From f259fa7f9f601431c9e2481d1bd546db46e945ef Mon Sep 17 00:00:00 2001
From: MarKoeh <75181140+Mar-Koeh@users.noreply.github.com>
Date: Mon, 10 Jan 2022 11:47:49 +0100
Subject: [PATCH] [ARDMediathekBridge] Switch to JSON-API (#2380)
MIME-Version: 1.0
Content-Type: text/plain; charset=UTF-8
Content-Transfer-Encoding: 8bit
* Switch ARDMediathekBridge to JSON-API
The html screen scraping approach of ARDMediathekBridge did not work reliably. I could not find one show for which the item list was not empty using the html screen scraping approach.
The proposed change uses the JSON-API of the WebApp. Although there is still room for improvement (feed title, better understanding of the API, more accurate mimic of the webapp's behavior, de-pagination …), it does work with this change.
Indicate that now full URLs as well as just the ID are accepted.
---
bridges/ARDMediathekBridge.php | 79 ++++++++++++++++++++++++++++------
1 file changed, 67 insertions(+), 12 deletions(-)
diff --git a/bridges/ARDMediathekBridge.php b/bridges/ARDMediathekBridge.php
index 5ac8a41d..e3c9967a 100644
--- a/bridges/ARDMediathekBridge.php
+++ b/bridges/ARDMediathekBridge.php
@@ -4,14 +4,48 @@ class ARDMediathekBridge extends BridgeAbstract {
const URI = 'https://www.ardmediathek.de';
const DESCRIPTION = 'Feed of any series in the ARD-Mediathek, specified by its path';
const MAINTAINER = 'yue-dongchen';
+ /*
+ * Number of Items to be requested from ARDmediathek API
+ * 12 has been observed on the wild
+ * 29 is the highest successfully tested value
+ * More Items could be fetched via pagination
+ * The JSON-field pagination holds more information on that
+ * @const PAGESIZE number of requested items
+ */
+ const PAGESIZE = 29;
+ /*
+ * The URL Prefix of the (Webapp-)API
+ * @const APIENDPOINT https-URL of the used endpoint
+ */
+ const APIENDPOINT = 'https://api.ardmediathek.de/page-gateway/widgets/ard/asset/';
+ /*
+ * The URL prefix of the video link
+ * URLs from the webapp include a slug containing titles of show, episode, and tv station.

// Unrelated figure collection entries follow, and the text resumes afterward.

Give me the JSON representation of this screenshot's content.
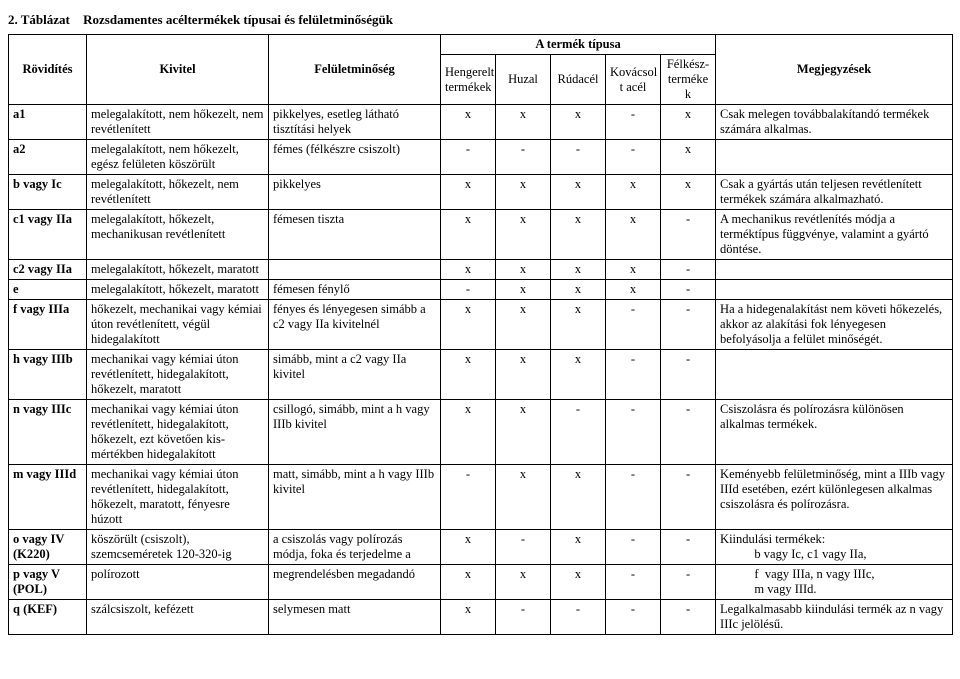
{
  "title_prefix": "2. Táblázat",
  "title_text": "Rozsdamentes acéltermékek típusai és felületminőségük",
  "headers": {
    "rovid": "Rövidítés",
    "kivitel": "Kivitel",
    "felulet": "Felületminőség",
    "tipus_group": "A termék típusa",
    "hengerelt_l1": "Hengerelt",
    "hengerelt_l2": "termékek",
    "huzal": "Huzal",
    "rudacel": "Rúdacél",
    "kovacsolt_l1": "Kovácsol",
    "kovacsolt_l2": "t acél",
    "felkesz_l1": "Félkész-",
    "felkesz_l2": "terméke",
    "felkesz_l3": "k",
    "megjegyzes": "Megjegyzések"
  },
  "rows": [
    {
      "r": "a1",
      "k": "melegalakított, nem hőkezelt, nem revétlenített",
      "f": "pikkelyes, esetleg látható tisztítási helyek",
      "m": [
        "x",
        "x",
        "x",
        "-",
        "x"
      ],
      "n": "Csak melegen továbbalakítandó termékek számára alkalmas."
    },
    {
      "r": "a2",
      "k": "melegalakított, nem hőkezelt, egész felületen köszörült",
      "f": "fémes (félkészre csiszolt)",
      "m": [
        "-",
        "-",
        "-",
        "-",
        "x"
      ],
      "n": ""
    },
    {
      "r": "b vagy Ic",
      "k": "melegalakított, hőkezelt, nem revétlenített",
      "f": "pikkelyes",
      "m": [
        "x",
        "x",
        "x",
        "x",
        "x"
      ],
      "n": "Csak a gyártás után teljesen revétlenített termékek számára alkalmazható."
    },
    {
      "r": "c1 vagy IIa",
      "k": "melegalakított, hőkezelt, mechanikusan revétlenített",
      "f": "fémesen tiszta",
      "m": [
        "x",
        "x",
        "x",
        "x",
        "-"
      ],
      "n": "A mechanikus revétlenítés módja a terméktípus függvénye, valamint a gyártó döntése."
    },
    {
      "r": "c2 vagy IIa",
      "k": "melegalakított, hőkezelt, maratott",
      "f": "",
      "m": [
        "x",
        "x",
        "x",
        "x",
        "-"
      ],
      "n": ""
    },
    {
      "r": "e",
      "k": "melegalakított, hőkezelt, maratott",
      "f": "fémesen fénylő",
      "m": [
        "-",
        "x",
        "x",
        "x",
        "-"
      ],
      "n": ""
    },
    {
      "r": "f vagy IIIa",
      "k": "hőkezelt, mechanikai vagy kémiai úton revétlenített, végül hidegalakított",
      "f": "fényes és lényegesen simább a c2 vagy IIa kivitelnél",
      "m": [
        "x",
        "x",
        "x",
        "-",
        "-"
      ],
      "n": "Ha a hidegenalakítást nem követi hőkezelés, akkor az alakítási fok lényegesen befolyásolja a felület minőségét."
    },
    {
      "r": "h vagy IIIb",
      "k": "mechanikai vagy kémiai úton revétlenített, hidegalakított, hőkezelt, maratott",
      "f": "simább, mint a c2 vagy IIa kivitel",
      "m": [
        "x",
        "x",
        "x",
        "-",
        "-"
      ],
      "n": ""
    },
    {
      "r": "n vagy IIIc",
      "k": "mechanikai vagy kémiai úton revétlenített, hidegalakított, hőkezelt, ezt követően kis-mértékben hidegalakított",
      "f": "csillogó, simább, mint a h vagy IIIb kivitel",
      "m": [
        "x",
        "x",
        "-",
        "-",
        "-"
      ],
      "n": "Csiszolásra és polírozásra különösen alkalmas termékek."
    },
    {
      "r": "m vagy IIId",
      "k": "mechanikai vagy kémiai úton revétlenített, hidegalakított, hőkezelt, maratott, fényesre húzott",
      "f": "matt, simább, mint a h vagy IIIb kivitel",
      "m": [
        "-",
        "x",
        "x",
        "-",
        "-"
      ],
      "n": "Keményebb felületminőség, mint a IIIb vagy IIId esetében, ezért különlegesen alkalmas csiszolásra és polírozásra."
    },
    {
      "r": "o vagy IV (K220)",
      "k": "köszörült (csiszolt), szemcseméretek 120-320-ig",
      "f": "a csiszolás vagy polírozás módja, foka és terjedelme a",
      "m": [
        "x",
        "-",
        "x",
        "-",
        "-"
      ],
      "n": "Kiindulási termékek:\n           b vagy Ic, c1 vagy IIa,"
    },
    {
      "r": "p vagy V (POL)",
      "k": "polírozott",
      "f": "megrendelésben megadandó",
      "m": [
        "x",
        "x",
        "x",
        "-",
        "-"
      ],
      "n": "           f  vagy IIIa, n vagy IIIc,\n           m vagy IIId."
    },
    {
      "r": "q (KEF)",
      "k": "szálcsiszolt, kefézett",
      "f": "selymesen matt",
      "m": [
        "x",
        "-",
        "-",
        "-",
        "-"
      ],
      "n": "Legalkalmasabb kiindulási termék az n vagy IIIc jelölésű."
    }
  ]
}
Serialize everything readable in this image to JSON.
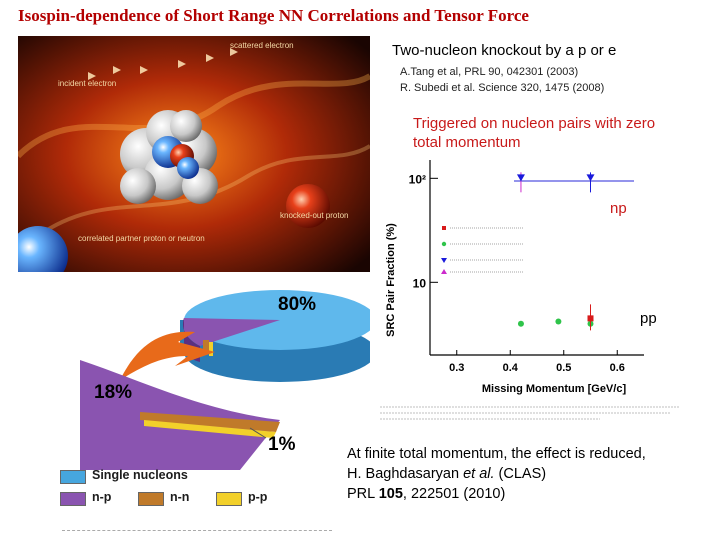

+ * It seems to work without that.
+ * @const VIDEOLINKPREFIX https-URL prefix of video links
+ */
+ const VIDEOLINKPREFIX = 'https://www.ardmediathek.de/video/';
+ /*
+ * The requested width of the preview image
+ * 432 has been observed on the wild
+ * The webapp seems to also compute and add the height value
+ * It seems to works without that.
+ * @const IMAGEWIDTH width in px of the preview image
+ */
+ const IMAGEWIDTH = 432;
+ /*
+ * Placeholder that will be replace by IMAGEWIDTH in the preview image URL
+ * @const IMAGEWIDTHPLACEHOLDER
+ */
+ const IMAGEWIDTHPLACEHOLDER = '{width}';
const PARAMETERS = array(
array(
'path' => array(
- 'name' => 'Path',
+ 'name' => 'Show Link or ID',
'required' => true,
- 'title' => 'Enter without trailing slash',
- 'defaultValue' => '45-min/Y3JpZDovL25kci5kZS8xMzkx'
+ 'title' => 'Link to the show page or just its alphanumeric suffix',
+ 'defaultValue' => 'https://www.ardmediathek.de/sendung/45-min/Y3JpZDovL25kci5kZS8xMzkx/'
)
)
);
@@ -19,17 +53,38 @@ class ARDMediathekBridge extends BridgeAbstract {
public function collectData() {
date_default_timezone_set('Europe/Berlin');
- $url = 'https://www.ardmediathek.de/sendung/' . $this->getInput('path') . '/';
- $html = getSimpleHTMLDOM($url);
- $html = defaultLinkTo($html, $url);
+ $pathComponents = explode('/', $this->getInput('path'));
+ if (empty($pathComponents)) {
+ returnClientError('Path may not be empty');
+ }
+ if (count($pathComponents) < 2) {
+ $showID = $pathComponents[0];
+ } else {
+ $lastKey = count($pathComponents) - 1;
+ $showID = $pathComponents[$lastKey];
+ if (strlen($showID) === 0) {
+ $showID = $pathComponents[$lastKey - 1];
+ }
+ }
- foreach($html->find('a.Root-sc-1ytw7qu-0') as $video) {
+ $url = SELF::APIENDPOINT . $showID . '/?pageSize=' . SELF::PAGESIZE;
+ $rawJSON = getContents($url);
+ $processedJSON = json_decode($rawJSON);
+
+ foreach($processedJSON->teasers as $video) {
$item = array();
- $item['uri'] = $video->href;
- $item['title'] = $video->find('h3', 0)->plaintext;
- $item['content'] = '';
- $item['timestamp'] = strtotime(mb_substr($video->find('div.Line-epbftj-1', 0)->plaintext, 0, 10));
-
+ // there is also ->links->self->id, ->links->self->urlId, ->links->target->id, ->links->target->urlId
+ $item['uri'] = SELF::VIDEOLINKPREFIX . $video->id . '/';
+ // there is also ->mediumTitle and ->shortTitle
+ $item['title'] = $video->longTitle;
+ // in the test, aspect16x9 was the only child of images, not sure whether that is always true
+ $item['enclosures'] = array(
+ str_replace(SELF::IMAGEWIDTHPLACEHOLDER, SELF::IMAGEWIDTH, $video->images->aspect16x9->src)
+ );
+ $item['content'] = '
'; + $item['timestamp'] = $video->broadcastedOn; + $item['uid'] = $video->id; + $item['author'] = $video->publicationService->name; $this->items[] = $item; } }